Russia continues to reinforce Donbas border

Russian border guards are placing barbed-wire barriers and digging anti-tank ditches on the border with the so-called Luhansk and Donetsk People’s Republics (LPR and DPR), Alexander Belokobylsky wrote in an article for Radio Liberty.

There is evidence for this in stories on YouTube and in satellite images from Google. Russia’s border construction process can also be monitored using information from the country’s state purchases website.

The official explanation is the fight against smuggling.

 The anti-transport ditches appeared along many sections of Russia’s border with the separatist-controlled Donbas territories. The fortifications can be seen on satellite images in Google Maps.

“The ditches lie in places where there are no natural barriers to vehicle movement – plantations, beams, forests, ponds, rivers. Close to settlements there are generally no ditches, since the border cannot be crossed in secret there. Furthermore, part of the state border line passes between the fields of Ukrainian and Russian villages, and intersects forest belts. And ditches are usually dug in such belts in order to prevent vehicles from crossing on dirt roads,” the article states.

Google Earth can help determine when the ditches appeared, since it contains a timeline instrument, which can be used to view the past of a territory that interests us, the journalist noted.

As historical satellite images show, a certain number of the ditches on the border are from pre-war times. However, it is significant that these barriers have been maintained “in working condition”, and are not allowed to become overgrown or to disappear.
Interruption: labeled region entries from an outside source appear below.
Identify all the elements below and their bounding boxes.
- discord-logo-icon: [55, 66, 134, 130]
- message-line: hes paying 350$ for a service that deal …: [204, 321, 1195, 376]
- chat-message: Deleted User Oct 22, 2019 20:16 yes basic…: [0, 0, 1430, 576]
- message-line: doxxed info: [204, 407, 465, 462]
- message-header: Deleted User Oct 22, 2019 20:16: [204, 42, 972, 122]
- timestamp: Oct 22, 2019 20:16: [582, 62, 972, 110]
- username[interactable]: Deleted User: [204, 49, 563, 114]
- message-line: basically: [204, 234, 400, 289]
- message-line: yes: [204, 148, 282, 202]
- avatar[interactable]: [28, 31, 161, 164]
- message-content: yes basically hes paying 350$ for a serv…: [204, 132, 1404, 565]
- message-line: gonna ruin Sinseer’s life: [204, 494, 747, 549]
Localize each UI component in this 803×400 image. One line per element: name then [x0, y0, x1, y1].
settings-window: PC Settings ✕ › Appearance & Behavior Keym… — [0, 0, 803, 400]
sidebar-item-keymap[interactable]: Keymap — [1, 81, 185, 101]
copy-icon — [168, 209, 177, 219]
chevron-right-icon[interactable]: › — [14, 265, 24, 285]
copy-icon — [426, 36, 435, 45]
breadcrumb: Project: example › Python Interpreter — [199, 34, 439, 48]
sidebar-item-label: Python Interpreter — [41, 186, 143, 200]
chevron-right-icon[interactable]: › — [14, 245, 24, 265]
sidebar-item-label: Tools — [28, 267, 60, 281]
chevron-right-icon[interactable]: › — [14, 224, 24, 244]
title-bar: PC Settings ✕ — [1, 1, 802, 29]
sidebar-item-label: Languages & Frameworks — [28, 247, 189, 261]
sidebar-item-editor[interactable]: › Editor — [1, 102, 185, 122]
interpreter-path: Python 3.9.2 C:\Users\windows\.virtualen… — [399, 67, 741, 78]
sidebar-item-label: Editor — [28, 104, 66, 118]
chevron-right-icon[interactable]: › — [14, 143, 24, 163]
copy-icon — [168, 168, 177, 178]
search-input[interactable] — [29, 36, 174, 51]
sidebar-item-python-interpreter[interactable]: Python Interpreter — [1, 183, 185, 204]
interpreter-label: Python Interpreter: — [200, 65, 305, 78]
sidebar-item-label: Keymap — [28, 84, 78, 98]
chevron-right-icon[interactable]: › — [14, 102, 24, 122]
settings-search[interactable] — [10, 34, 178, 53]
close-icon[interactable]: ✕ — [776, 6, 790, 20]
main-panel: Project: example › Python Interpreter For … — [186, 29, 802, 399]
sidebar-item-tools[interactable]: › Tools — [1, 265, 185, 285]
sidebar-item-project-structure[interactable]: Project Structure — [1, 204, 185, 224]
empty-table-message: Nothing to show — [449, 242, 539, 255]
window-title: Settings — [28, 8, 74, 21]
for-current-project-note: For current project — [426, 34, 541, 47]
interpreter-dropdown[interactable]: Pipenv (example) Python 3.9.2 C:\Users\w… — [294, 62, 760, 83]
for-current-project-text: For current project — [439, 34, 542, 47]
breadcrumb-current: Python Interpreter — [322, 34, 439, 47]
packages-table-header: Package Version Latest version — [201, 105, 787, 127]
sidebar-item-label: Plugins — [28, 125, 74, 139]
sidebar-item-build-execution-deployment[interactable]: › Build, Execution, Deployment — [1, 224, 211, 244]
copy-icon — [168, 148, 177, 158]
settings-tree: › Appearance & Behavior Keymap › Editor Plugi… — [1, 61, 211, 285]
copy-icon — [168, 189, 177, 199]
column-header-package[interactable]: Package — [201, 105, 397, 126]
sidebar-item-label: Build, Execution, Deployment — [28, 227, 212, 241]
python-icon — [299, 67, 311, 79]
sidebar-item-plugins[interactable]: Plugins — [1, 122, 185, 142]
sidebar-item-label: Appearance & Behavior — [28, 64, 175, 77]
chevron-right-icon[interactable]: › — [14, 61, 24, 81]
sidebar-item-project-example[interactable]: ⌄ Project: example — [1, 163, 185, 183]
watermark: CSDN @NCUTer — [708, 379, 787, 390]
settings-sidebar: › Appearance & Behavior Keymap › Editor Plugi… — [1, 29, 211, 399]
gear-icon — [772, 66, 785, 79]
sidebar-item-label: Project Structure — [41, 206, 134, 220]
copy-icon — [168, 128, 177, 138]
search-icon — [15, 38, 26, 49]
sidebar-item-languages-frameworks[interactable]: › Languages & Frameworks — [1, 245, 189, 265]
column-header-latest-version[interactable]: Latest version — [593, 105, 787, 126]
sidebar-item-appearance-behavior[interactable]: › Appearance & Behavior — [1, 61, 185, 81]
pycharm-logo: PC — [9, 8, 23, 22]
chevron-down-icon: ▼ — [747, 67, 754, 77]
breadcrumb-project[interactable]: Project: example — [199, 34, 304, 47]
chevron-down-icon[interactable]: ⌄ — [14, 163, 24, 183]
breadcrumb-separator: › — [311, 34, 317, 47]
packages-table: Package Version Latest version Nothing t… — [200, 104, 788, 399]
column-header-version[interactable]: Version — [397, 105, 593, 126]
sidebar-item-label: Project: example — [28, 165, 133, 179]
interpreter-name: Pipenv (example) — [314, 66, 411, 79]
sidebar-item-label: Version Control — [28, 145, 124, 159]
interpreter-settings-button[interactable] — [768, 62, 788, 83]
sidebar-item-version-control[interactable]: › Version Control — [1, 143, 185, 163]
Both those in Russian territory and those in the areas of Ukrainian territory controlled by the Russian-controlled LPR and DPR occupation administrations have been dug again, the article notes.

Shcherbak (Donetsk province) lay on the border between Ukraine and Russia in 2013 and 2016.

However, there are also ditches which have appeared under the occupation. In several cases, old barriers have been improved or added to with new ditches by the FSB’s border service (or the “border guards of the ministries of state security” of the L/DPR, which are also supervised by Russia’s FSB).

Information from the official website of the Unified Information System in the Field of Purchases demonstrates that work to reinforce the border has continued this year too.

Notably, a tender to the amount of 3,228,876 rubles ($51,500 USD) for barbed wire was announced in March. In 2017, border control purchased barbed wire at 87,000 rubles ($1388 USD) per ton, which means that this year it has acquired roughly 36 tons. A kilogram of it spans 10 meters, so that equates to 360 kilometers of barbs, the journalist writes.

In March and April, tenders of more than 1.8 million rubles were also held for collapsible fences.

“This could really be for the fight against smuggling. In the temporarily occupied Donbas territories, an effective monopoly on power belongs to the law enforcement officers who work under the supervision of Russia’s FSB. Accordingly, the FSB also controls the consumer goods market, and consequently any smuggling is a direct loss for the Russian intelligence agents. However, there is also another reason for tightening control on the border with the Donbas. Russia needs to keep to a minimum the likelihood of weapons and ammunition previously brought in from Russia coming back in the opposite direction in an uncontrolled manner,” the journalist believes.